Yes, Fence is designed for exactly this, the built-in `code` template already allowlists npm and PyPI registries:

``` fence -t code pip install requests fence -t code npm install express ```

This restricts writes to workspace + cache dirs, blocks reading credentials, limits network to allowlisted domains, and blocks dangerous commands (`rm -rf`, `npm publish`, etc).

luckman212|1 month ago

Is there anything like this for macOS?

jy-tan|1 month ago

Fence works on macOS and Linux (the install script works for both platforms). I'll make that clearer in the README.

gregpr07|1 month ago

Wow this is really cool

kxbnb|1 month ago

Nice work on Fence! The network/filesystem restriction approach is exactly what's needed for running untrusted commands safely.

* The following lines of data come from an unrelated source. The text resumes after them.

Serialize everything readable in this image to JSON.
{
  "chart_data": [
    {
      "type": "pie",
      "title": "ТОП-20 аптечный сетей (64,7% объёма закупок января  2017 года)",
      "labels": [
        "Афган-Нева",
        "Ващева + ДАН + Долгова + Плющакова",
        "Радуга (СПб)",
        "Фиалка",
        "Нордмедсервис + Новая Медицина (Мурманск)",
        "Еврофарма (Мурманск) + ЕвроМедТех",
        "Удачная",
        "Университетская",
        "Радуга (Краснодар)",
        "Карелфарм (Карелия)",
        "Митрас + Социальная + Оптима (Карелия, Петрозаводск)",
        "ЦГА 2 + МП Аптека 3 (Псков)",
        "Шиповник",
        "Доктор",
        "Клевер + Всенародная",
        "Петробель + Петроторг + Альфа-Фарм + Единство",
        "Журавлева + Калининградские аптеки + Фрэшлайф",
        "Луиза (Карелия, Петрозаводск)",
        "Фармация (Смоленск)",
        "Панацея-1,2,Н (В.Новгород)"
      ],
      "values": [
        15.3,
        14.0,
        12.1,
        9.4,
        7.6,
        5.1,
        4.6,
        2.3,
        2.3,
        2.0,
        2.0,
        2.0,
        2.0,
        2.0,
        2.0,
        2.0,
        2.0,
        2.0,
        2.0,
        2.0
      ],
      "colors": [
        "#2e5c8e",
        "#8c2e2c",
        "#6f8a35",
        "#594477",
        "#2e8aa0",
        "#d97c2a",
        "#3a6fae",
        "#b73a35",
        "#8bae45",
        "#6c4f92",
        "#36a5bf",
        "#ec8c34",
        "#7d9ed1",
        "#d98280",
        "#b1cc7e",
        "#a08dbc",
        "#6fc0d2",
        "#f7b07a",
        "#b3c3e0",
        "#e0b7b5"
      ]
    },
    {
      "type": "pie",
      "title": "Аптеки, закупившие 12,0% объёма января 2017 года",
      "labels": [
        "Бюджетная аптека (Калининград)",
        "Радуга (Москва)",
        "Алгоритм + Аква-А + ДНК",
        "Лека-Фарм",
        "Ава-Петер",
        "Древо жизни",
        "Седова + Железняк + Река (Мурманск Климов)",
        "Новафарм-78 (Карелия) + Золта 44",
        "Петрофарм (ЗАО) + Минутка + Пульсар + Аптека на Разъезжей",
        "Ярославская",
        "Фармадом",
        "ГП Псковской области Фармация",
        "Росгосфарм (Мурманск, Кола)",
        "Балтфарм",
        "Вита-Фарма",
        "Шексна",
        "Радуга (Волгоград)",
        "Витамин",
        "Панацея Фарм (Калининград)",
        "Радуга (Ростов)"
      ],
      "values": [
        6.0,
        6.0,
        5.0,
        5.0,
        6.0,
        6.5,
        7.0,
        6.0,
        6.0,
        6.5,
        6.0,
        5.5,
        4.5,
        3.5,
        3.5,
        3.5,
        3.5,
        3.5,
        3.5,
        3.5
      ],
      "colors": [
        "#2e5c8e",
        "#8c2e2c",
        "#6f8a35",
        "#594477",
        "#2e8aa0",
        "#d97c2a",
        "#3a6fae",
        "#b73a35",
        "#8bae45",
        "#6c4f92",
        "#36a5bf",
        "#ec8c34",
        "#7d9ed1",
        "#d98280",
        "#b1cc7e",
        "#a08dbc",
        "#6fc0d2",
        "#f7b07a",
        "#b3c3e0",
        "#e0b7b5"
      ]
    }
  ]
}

We're working on similar containment problems but at the API/MCP layer at keypost.ai - enforcing what outbound calls an agent can make rather than what local filesystem/network it can access. The two layers complement each other well.

The "restrictions as code" pattern is powerful. Are you thinking about extending to other resource types (API calls, token budgets, etc.)?

jy-tan|1 month ago

Thanks! And yeah, these are complementary layers. Fence is at the OS/network boundary, while API-level policies (endpoints, parameters, token budgets) need something that actually understands the protocols.

I think Fence should stay a thin wrapper around OS primitives (sandbox-exec, bubblewrap, Landlock), so not much beyond what it does today. The one extension that probably makes sense is basic resource limits (CPU, memory, fork bombs, etc). But API semantics and MCP tool restrictions belong in a different layer.